You can access the Chinese market by investing in US certificates of deposit or buying China A-shares.

Special Considerations

As mentioned above, the terms yuan and renminbi are commonly used interchangeably or together in some parts of the world, so it’s no surprise that their use often confuses investors. The term yuan renminbi, however, is very similar to the terms pound sterling and pound, which are used to describe the currency of the United Kingdom.

Pound sterling is the name of the British currency itself, while pounds is a denomination of the pound sterling. You use pounds to buy goods and services, not pounds or sterling. When following this example, it is important to remember that you can refer to currency in general as the renminbi. But references to monetary value and prices use the term yuan. For example, the recommended retail price for a BMW 320Li M was ¥339,800 in March 2019.

Devaluation

The CNY has seen a steady stream of appreciation against the greenback, leading the country to devalue its currency several times in 2015. Chinese leaders said it was part of the country’s market reform efforts.
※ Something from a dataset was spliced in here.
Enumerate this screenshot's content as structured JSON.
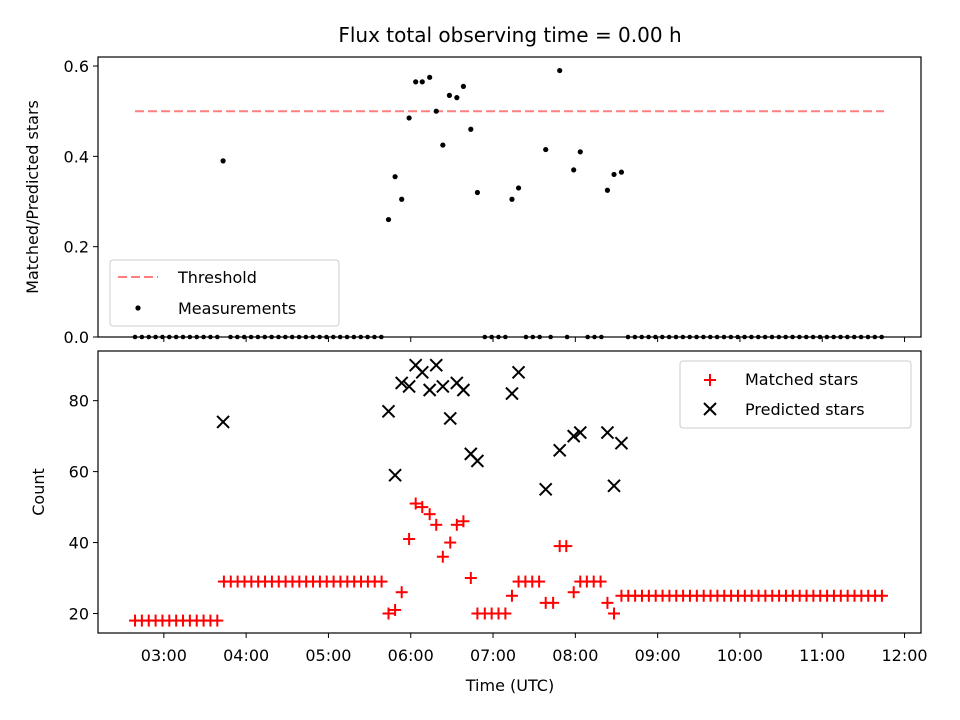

This, in turn, opened a trade war with the United States calling China a currency manipulatorPresident Donald Trump imposed tariffs on Chinese goods starting in 2018.China responded with its own set of tariffs on American products.

Not only did the devaluation of the CNY make Chinese products more affordable and attractive in international markets, but there was also another benefit for China. It became the first emerging market currency included in the International Monetary Fund (IMF) special drawing rights (SDR) — a reserve currency used by the IMF. The IMF added the CNY to the basket in October 2016.